Claire Fontaine, duo femminista e concettuale, ha lasciato un segno a caratteri cubitali nella grande corte gelida d’inverno e afosa d’estate, che raccoglie le recluse durante l’ora d’aria — che poi sono due o tre a seconda della stagione. La scritta recita: Siamo con voi nella notte. E proprio di notte s’illumina a led, risplende nella tenebra, diventa visibile dai finestroni sbarrati dove si affacciano le inquiline insonni. A sottolineare che non sono sole, che nessuna notte è infinita.
Aiuta, l’arte può aiutare. Per esempio può trasformare una vecchia foto di famiglia nel ritratto di una bambina, ora adulta e reclusa, abbracciata alla madre (Claire Tabouret). Può esprimere visivamente poesie e narrazioni di chi ha perso la voce (Simone Fattal). Può diventare la coreografia che coinvolge le detenute in una danza di resistenza e libertà (Bintou Dembélé). Può manifestarsi come messaggi per una rivoluzione pop gioiosa e pacifista (Corita Kent). Può scendere dal cielo in forma di stoffe colorate, sculture annodate a fili sospesi (Sonia Gomes). E può diventare un toccante cortometraggio neorealista, virato tra il colore del fuori e lo sgranato bianco e nero dentro il recinto: l’ha girato Marco Perego accostando alla moglie Zoe Saldana un gruppo di detenute-attrici, per una volta visibili protagoniste.

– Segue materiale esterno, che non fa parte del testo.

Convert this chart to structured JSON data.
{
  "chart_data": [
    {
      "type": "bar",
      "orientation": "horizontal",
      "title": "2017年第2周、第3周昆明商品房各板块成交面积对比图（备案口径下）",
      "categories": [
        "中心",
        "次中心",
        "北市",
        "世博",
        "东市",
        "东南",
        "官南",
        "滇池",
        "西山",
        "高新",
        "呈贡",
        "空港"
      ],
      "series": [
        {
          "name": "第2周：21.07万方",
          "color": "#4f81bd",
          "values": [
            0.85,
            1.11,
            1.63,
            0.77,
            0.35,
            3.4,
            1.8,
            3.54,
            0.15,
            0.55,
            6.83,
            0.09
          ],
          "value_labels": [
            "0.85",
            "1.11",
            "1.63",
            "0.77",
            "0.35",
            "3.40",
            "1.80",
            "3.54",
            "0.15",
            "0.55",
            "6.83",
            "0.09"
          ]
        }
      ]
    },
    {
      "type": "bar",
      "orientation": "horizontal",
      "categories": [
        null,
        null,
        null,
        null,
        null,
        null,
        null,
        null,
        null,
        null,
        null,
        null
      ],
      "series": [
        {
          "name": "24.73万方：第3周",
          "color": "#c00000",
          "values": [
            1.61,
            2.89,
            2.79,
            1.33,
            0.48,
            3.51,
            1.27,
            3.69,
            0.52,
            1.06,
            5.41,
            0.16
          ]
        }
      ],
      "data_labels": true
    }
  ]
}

A turno due di loro sono le guide che accompagnano i visitatori. Difficile fare domande. Quante siete? “Oggi sono arrivate nove ragazze, per lo più straniere. Siamo al completo: centodieci recluse”, è la risposta. Perché siete finite qui? “Io pago una colpa non mia — dice la prima — mi sono caricata quella di un uomo. Al principio per un mese sono rimasta muta: ero stordita, annichilita. Ho poche amiche di cui fidarmi, qui come nel mondo c’è tanto opportunismo”. Quanto resta da scontare? “Poco. Un anno e mezzo ancora e poi andrò via”. A casa c’è qualcuno che aspetta? “Troverò mia madre, ha 82 anni”, mormora abbassando gli occhi. Sorride.
Peccato che le detenute non possano vedere l’unica opera montata all’esterno, sulla facciata del carcere. È un grande affresco in grigio di Maurizio Cattelan, che ha dipinto un paio di piedi giganteschi: le piante sono sporche, livide, gonfie, piagate. Sostengono il peso dell’esistenza più dura. Di fronte al quale l’arte è una terapia che lenisce il dolore, offre conforto, addolcisce le ferite, indica una strada. Rende queste donne vive, importanti, degne di attenzione. Di nuovo persone. E puoi sentire l’odore del mare anche da qui, a dimostrazione che per ogni pena c’è un fine pena.